Their covers seem mostly of Dubliners classics, but even tracks as classic as Ewen MacColls Dirty Old Town seem like they were destined for McGowan’s vocals. 

There’s also Fuck You I’m Drunk, which I need not go into with polite company, but which can be easily found online...

Ferlin Husky

Of the songs I’ve ever played, and that is a fair few, only one has ever been banned by Mandy. The song which is owed that dubious distinction is “The Drunk Driver” by Ferlin Husky, a heart warming tale about a man who drinks, then drives, then runs over and kills two young children, who turn out to be his children he hasn’t seen for years. I can’t think why she didn't enjoy it. It was nominated as the most depressing song in music history.

Phil Ochs

Now Phil Ochs easily stands as the most tragic of the men we look at in this issue. Our losing him at the stupidly early age of thirty five, brought on by all the horrible unwanted demons in the world, was tragic enough, but Ochs life collapsed around a series of them, just as his musical voice was growing to enchant the world. A friend murdered by Pinochet’s death squads: Victor Jara, who rather brilliantly got the last laugh on the regime who killed him, by singing a Chilean Socialist freedom song when his unplanned executioners asked for a song after torture. Ochs was nearly murdered himself, in Africa, and his voice was severely hamstrung due to the strangling attempt for the rest of his life. But that is to jump too quickly to his end, and to focus on the horrible treatment the man got at the hands of Bob Dylan is to focus too much on the extracurricular nastiness of the music business than to focus on the art itself.

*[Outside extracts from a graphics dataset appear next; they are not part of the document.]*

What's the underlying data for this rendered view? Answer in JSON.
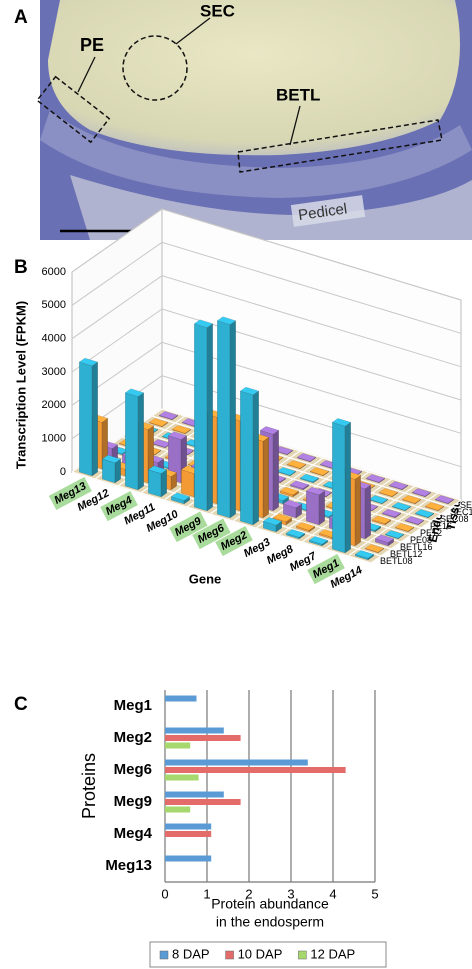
{
  "panel_a": {
    "label": "A",
    "annotations": [
      "PE",
      "SEC",
      "BETL",
      "Pedicel"
    ]
  },
  "chart_data": [
    {
      "type": "bar3d",
      "panel_label": "B",
      "y_label": "Transcription Level (FPKM)",
      "x_label": "Gene",
      "depth_label": [
        "Endosperm",
        "Tissue"
      ],
      "categories": [
        "Meg13",
        "Meg12",
        "Meg4",
        "Meg11",
        "Meg10",
        "Meg9",
        "Meg6",
        "Meg2",
        "Meg3",
        "Meg8",
        "Meg7",
        "Meg1",
        "Meg14"
      ],
      "highlighted": [
        true,
        false,
        true,
        false,
        false,
        true,
        true,
        true,
        false,
        false,
        false,
        true,
        false
      ],
      "highlight_color": "#a9dc9c",
      "ylim": [
        0,
        6000
      ],
      "yticks": [
        0,
        1000,
        2000,
        3000,
        4000,
        5000,
        6000
      ],
      "series": [
        {
          "name": "BETL08",
          "color": "#2eb0d2",
          "values": [
            3300,
            600,
            2800,
            700,
            100,
            5500,
            5800,
            3900,
            200,
            50,
            50,
            3800,
            50
          ]
        },
        {
          "name": "BETL12",
          "color": "#f39a35",
          "values": [
            1400,
            200,
            1600,
            400,
            700,
            2600,
            2700,
            2300,
            100,
            50,
            50,
            2000,
            20
          ]
        },
        {
          "name": "BETL16",
          "color": "#9a70c6",
          "values": [
            400,
            300,
            400,
            1300,
            600,
            50,
            100,
            2300,
            300,
            900,
            300,
            1500,
            100
          ]
        },
        {
          "name": "PE08",
          "color": "#2eb0d2",
          "values": [
            30,
            20,
            40,
            20,
            30,
            60,
            80,
            100,
            30,
            40,
            30,
            50,
            20
          ]
        },
        {
          "name": "PE12",
          "color": "#f39a35",
          "values": [
            20,
            20,
            30,
            20,
            20,
            40,
            50,
            60,
            20,
            30,
            20,
            40,
            20
          ]
        },
        {
          "name": "PE16",
          "color": "#9a70c6",
          "values": [
            20,
            20,
            20,
            20,
            20,
            30,
            30,
            40,
            20,
            20,
            20,
            30,
            20
          ]
        },
        {
          "name": "SEC08",
          "color": "#2eb0d2",
          "values": [
            20,
            20,
            20,
            20,
            20,
            20,
            20,
            30,
            20,
            20,
            20,
            20,
            20
          ]
        },
        {
          "name": "SEC12",
          "color": "#f39a35",
          "values": [
            20,
            20,
            20,
            20,
            20,
            20,
            20,
            20,
            20,
            20,
            20,
            20,
            20
          ]
        },
        {
          "name": "SEC16",
          "color": "#9a70c6",
          "values": [
            20,
            20,
            20,
            20,
            20,
            20,
            20,
            20,
            20,
            20,
            20,
            20,
            20
          ]
        }
      ]
    },
    {
      "type": "hbar",
      "panel_label": "C",
      "y_label": "Proteins",
      "x_label": [
        "Protein abundance",
        "in the endosperm"
      ],
      "categories": [
        "Meg1",
        "Meg2",
        "Meg6",
        "Meg9",
        "Meg4",
        "Meg13"
      ],
      "xlim": [
        0,
        5
      ],
      "xticks": [
        0,
        1,
        2,
        3,
        4,
        5
      ],
      "grid": true,
      "legend_position": "bottom",
      "series": [
        {
          "name": "8 DAP",
          "color": "#5b9bd5",
          "values": [
            0.75,
            1.4,
            3.4,
            1.4,
            1.1,
            1.1
          ]
        },
        {
          "name": "10 DAP",
          "color": "#e36c6a",
          "values": [
            null,
            1.8,
            4.3,
            1.8,
            1.1,
            null
          ]
        },
        {
          "name": "12 DAP",
          "color": "#a6d86e",
          "values": [
            null,
            0.6,
            0.8,
            0.6,
            null,
            null
          ]
        }
      ]
    }
  ]
}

What stands out, even approaching fifty years on, is the humour in his work. Take for example, the start of the great Draft Dodgers Rag.

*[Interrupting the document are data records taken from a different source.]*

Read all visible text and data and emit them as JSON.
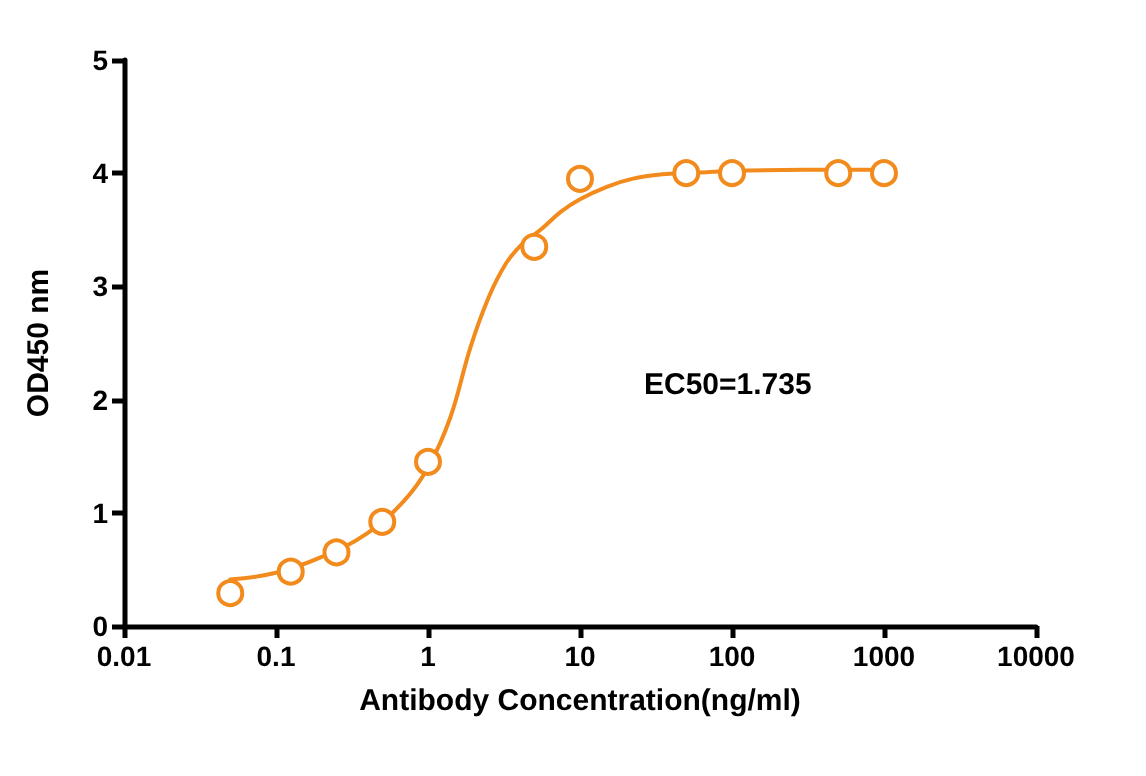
{
  "chart_data": {
    "type": "scatter",
    "xlabel": "Antibody Concentration(ng/ml)",
    "ylabel": "OD450 nm",
    "log": "x",
    "xlim": [
      0.01,
      10000
    ],
    "xticks": [
      0.01,
      0.1,
      1,
      10,
      100,
      1000,
      10000
    ],
    "ylim": [
      0,
      5
    ],
    "yticks": [
      0,
      1,
      2,
      3,
      4,
      5
    ],
    "grid": false,
    "marker": "circle",
    "annotations": [
      "EC50=1.735"
    ],
    "series": [
      {
        "color": "#f28a1c",
        "x": [
          0.05,
          0.125,
          0.25,
          0.5,
          1,
          5,
          10,
          50,
          100,
          500,
          1000
        ],
        "values": [
          0.29,
          0.48,
          0.65,
          0.92,
          1.45,
          3.35,
          3.95,
          4.0,
          4.0,
          4.0,
          4.0
        ]
      },
      {
        "type": "line",
        "marker": "none",
        "line_style": "solid",
        "color": "#f28a1c",
        "x": [
          0.05,
          0.1,
          0.2,
          0.4,
          0.7,
          1,
          1.4,
          1.9,
          2.5,
          3.25,
          4.2,
          5.5,
          7.5,
          10,
          15,
          22,
          35,
          52,
          100,
          300,
          1000
        ],
        "values": [
          0.41,
          0.47,
          0.61,
          0.82,
          1.11,
          1.4,
          1.84,
          2.46,
          2.9,
          3.2,
          3.38,
          3.5,
          3.66,
          3.77,
          3.88,
          3.95,
          3.99,
          4.0,
          4.02,
          4.03,
          4.03
        ]
      }
    ]
  }
}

“I'm just a typical American boy
From a typical American town
I believe in God and Senator Dodd
And an keepin' old Castro down
And when it came my time to serve
I knew better dead than red
But when I got to my old draft board
Buddy, this is what I said
Sarge, I’m only eighteen
I got a ruptured spleen
And I always carry a purse
I got eyes like a bat
And my feet are flat
My asthma’s getting worse.
Consider my career, my sweetheart dear
My poor old invalid aunt
Besides, I ain't no fool, and I'm goin' to school
And I'm workin' in a defense plant.”

Delightfully, he manages to list two ailments that would strike me off from any military service in his opening tango, but that is just the first assault in a list of get out clauses which include the bombs causing “epileptic fits” and “being addicted to a thousand drugs”, but not before the singer assures his recruitment officer that if they ever find a war “without any gore” he’ll be first in the recruitment line. The wonderful hypocrisy – a knowing one too – of Ochs lines verges fully into the ridiculous. He manages, in his own way, to poke fun at both sides of an argument by descending it all into the daftest possible extremities. There’s also a heart to this type of music, and I feel when music has a message, as Ochs stuff always does, then the message has a better chance of getting across if the listeners are laughing their heads off at the same time. As the audiences can often be heard doing during the live performances. Over-egging the pudding is not an uncommon aspect of Och’s narrators, and his audiences love him for it.